Mister Obvious at greater fool.ca 30 Nov 2012 1:44pm

4 responses to ““The 57-year-old bungalow that sat upon that land was simply a minor nuisance to the developer who replaced it with a huge and rather ugly Vancouver special which is currently for sale at an insanely higher price.”

  1. Speaking of ‘minor nuisances’… and Squatting…. Here’s your MondayMorningZen, DearReaders… fresh from the CityO’Angels… a cautionary tale. Naturally.

    “This whole thing just brings back huge regrets,” Cote said. “I look back at all these things, and I’m just full of regret.” – Jeffrey, one of many who bought into the hope of an ever-rising housing market and the promise of a revitalized downtown in the mid-2000s, only to see that investment — and the dream — disappear. Lofts that once sold for $800,000 to $1 million are now worth less than half the amount….

    [LA Times] – Owner leaves his loft empty — then sees a man living inside

    …”Jeffrey Cote was driving home from work one evening this spring when he noticed a light on inside Unit 312 of the Little Tokyo Lofts.

    This was the industrial loft he had bought in downtown Los Angeles for $647,000 — with no money down — at the top of the market in 2007. He thought it would be a great investment.

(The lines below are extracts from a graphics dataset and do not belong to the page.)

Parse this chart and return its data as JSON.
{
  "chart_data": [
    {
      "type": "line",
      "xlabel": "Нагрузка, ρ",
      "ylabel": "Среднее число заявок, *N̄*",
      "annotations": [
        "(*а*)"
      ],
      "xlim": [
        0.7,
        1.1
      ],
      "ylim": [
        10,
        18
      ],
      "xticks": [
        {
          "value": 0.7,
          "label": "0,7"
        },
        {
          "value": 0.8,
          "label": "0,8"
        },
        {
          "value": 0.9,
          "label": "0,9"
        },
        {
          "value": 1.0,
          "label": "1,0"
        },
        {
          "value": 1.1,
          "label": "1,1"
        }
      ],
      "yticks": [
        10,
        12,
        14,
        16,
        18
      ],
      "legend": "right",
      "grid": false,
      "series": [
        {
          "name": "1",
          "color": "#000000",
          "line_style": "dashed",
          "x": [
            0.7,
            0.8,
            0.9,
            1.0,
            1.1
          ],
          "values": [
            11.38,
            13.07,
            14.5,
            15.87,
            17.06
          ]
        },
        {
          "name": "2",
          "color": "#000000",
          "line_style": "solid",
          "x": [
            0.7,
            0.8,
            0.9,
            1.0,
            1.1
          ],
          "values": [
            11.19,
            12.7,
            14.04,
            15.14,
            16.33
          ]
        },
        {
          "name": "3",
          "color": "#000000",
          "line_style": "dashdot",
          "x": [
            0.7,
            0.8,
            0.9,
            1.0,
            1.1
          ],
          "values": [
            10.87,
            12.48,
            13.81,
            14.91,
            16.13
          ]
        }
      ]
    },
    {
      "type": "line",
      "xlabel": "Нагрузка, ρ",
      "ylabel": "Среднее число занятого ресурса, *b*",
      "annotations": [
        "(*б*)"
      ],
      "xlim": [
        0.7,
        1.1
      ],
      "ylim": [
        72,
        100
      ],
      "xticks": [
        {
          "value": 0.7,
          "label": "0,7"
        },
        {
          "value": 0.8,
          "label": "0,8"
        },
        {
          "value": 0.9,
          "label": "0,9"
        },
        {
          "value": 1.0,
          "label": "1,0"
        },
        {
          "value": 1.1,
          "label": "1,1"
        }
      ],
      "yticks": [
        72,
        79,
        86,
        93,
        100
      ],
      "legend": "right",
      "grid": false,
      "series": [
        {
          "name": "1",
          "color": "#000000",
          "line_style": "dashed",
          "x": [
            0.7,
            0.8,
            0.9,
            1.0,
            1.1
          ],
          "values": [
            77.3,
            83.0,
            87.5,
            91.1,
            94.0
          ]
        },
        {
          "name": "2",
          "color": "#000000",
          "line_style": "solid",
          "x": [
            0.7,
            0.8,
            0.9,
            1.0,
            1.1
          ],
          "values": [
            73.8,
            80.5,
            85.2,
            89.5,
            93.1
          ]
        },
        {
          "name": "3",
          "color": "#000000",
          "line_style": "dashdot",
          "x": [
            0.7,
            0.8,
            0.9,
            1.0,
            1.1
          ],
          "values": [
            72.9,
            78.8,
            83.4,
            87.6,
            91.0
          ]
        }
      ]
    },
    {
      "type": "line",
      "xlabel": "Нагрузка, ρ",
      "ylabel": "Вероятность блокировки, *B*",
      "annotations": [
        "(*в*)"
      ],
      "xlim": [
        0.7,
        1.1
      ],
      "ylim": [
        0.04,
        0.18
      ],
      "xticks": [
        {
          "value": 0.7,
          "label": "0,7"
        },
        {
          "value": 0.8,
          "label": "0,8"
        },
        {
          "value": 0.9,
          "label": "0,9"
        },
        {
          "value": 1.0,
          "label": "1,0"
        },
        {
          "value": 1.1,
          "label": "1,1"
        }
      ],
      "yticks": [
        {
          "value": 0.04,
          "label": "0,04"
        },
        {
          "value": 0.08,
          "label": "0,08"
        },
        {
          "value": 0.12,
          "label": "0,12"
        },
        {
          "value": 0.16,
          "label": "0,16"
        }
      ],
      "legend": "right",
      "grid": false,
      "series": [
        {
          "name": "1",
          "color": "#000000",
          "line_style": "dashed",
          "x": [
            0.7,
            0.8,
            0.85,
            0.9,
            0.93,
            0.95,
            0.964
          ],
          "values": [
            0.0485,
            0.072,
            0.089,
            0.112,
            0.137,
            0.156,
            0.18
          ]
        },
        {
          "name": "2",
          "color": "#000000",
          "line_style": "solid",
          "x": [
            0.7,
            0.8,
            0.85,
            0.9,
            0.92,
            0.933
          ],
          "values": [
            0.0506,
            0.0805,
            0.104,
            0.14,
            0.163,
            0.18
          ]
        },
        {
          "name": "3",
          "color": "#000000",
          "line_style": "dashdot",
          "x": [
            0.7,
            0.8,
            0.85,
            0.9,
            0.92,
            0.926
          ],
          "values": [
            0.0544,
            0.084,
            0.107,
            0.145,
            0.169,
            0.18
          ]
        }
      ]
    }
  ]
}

It was also the loft he had abandoned less than two years later, after filing for bankruptcy and expecting the bank to foreclose.

    The loft was still in Cote’s name, so the light surprised him. A few weeks later, he and his girlfriend decided to investigate. They got off the elevator and saw a new welcome mat outside Unit 312. When his key didn’t work, Cote knocked on the door.

    John Glover, a well-dressed marketing consultant, answered.”…

    http://tinyurl.com/bpwogf2

    [NoteToEd: It’s seldom a good idea to invest in neighbourhoods popularized by Snake Plissken’s cinematic exploits. Venice or Malibu would have been a more judicious investment.]